Liaoning officials vowed to adjust the system to make the public account sustainable and repay the private account. They followed up by expanding pension coverage to generate higher contributions between 2006 and 2011 to supplement central government transfers.
But it was not enough to relieve headaches linked to Liaoning’s modern history and demographics.
In the 1950s and early 1960s, women were encouraged to bear as many children as possible. As a result some 1 million people retired in Liaoning between 2006 and 2011. But the working-age labor pool increased much less during that time.

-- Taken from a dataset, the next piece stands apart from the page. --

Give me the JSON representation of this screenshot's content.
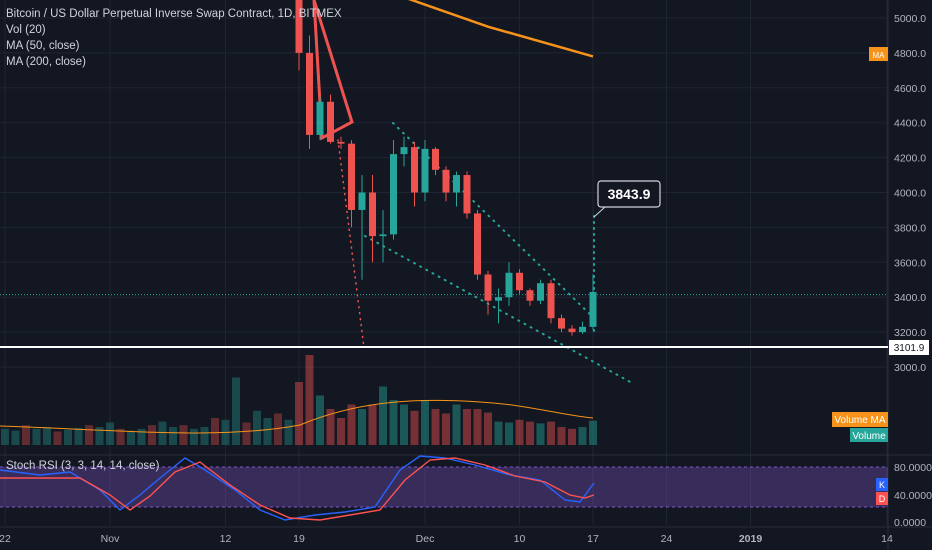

Liaoning’s pension system is also designed to support people who retired before 1997 but never contributed to the pension system, as well as those who retired in the late 1990s after contributing relatively little.
Local governments such as those in Tiexi and Fushun were ordered to cover the pensions for people laid off during the state-owned company shutdowns in the late 1990s.
Companies affiliated with Fushun’s state-owned coal bureau, for example, burdened the city with what grew by 2011 to about 1 billion yuan in pension obligations for 360,000 ex-workers.
Experts expect these historical costs to saddle the province’s government budgets until around 2040. If not for these former state workers, though, officials say Liaoning’s social pool would have had a 55 billion yuan surplus in 2010.
Meanwhile, employees and employers who pay into the system have complained about the high costs they bear. Many companies say they’re already squeezed by rising labor costs.
A 2011 survey conducted by the Shenyang government found 41 percent of local residents think they can’t afford pension payments. And many of the estimated 300,000 people in Shenyang who stopped contributing to private accounts in 2011 were college graduates who chose to delay payments until they feel they can better afford it.
The pension rules say a worker who contributes for fifteen years continuously can receive benefits at retirement.
Wang the electrician says he finds the payments impossibly high. He earns about 500 yuan a month by taking on temporary jobs and fishing in trash cans for empty plastic bottles. The local pension plan’s minimum, out-of-pocket payment for a man like Wang is 457 yuan a year.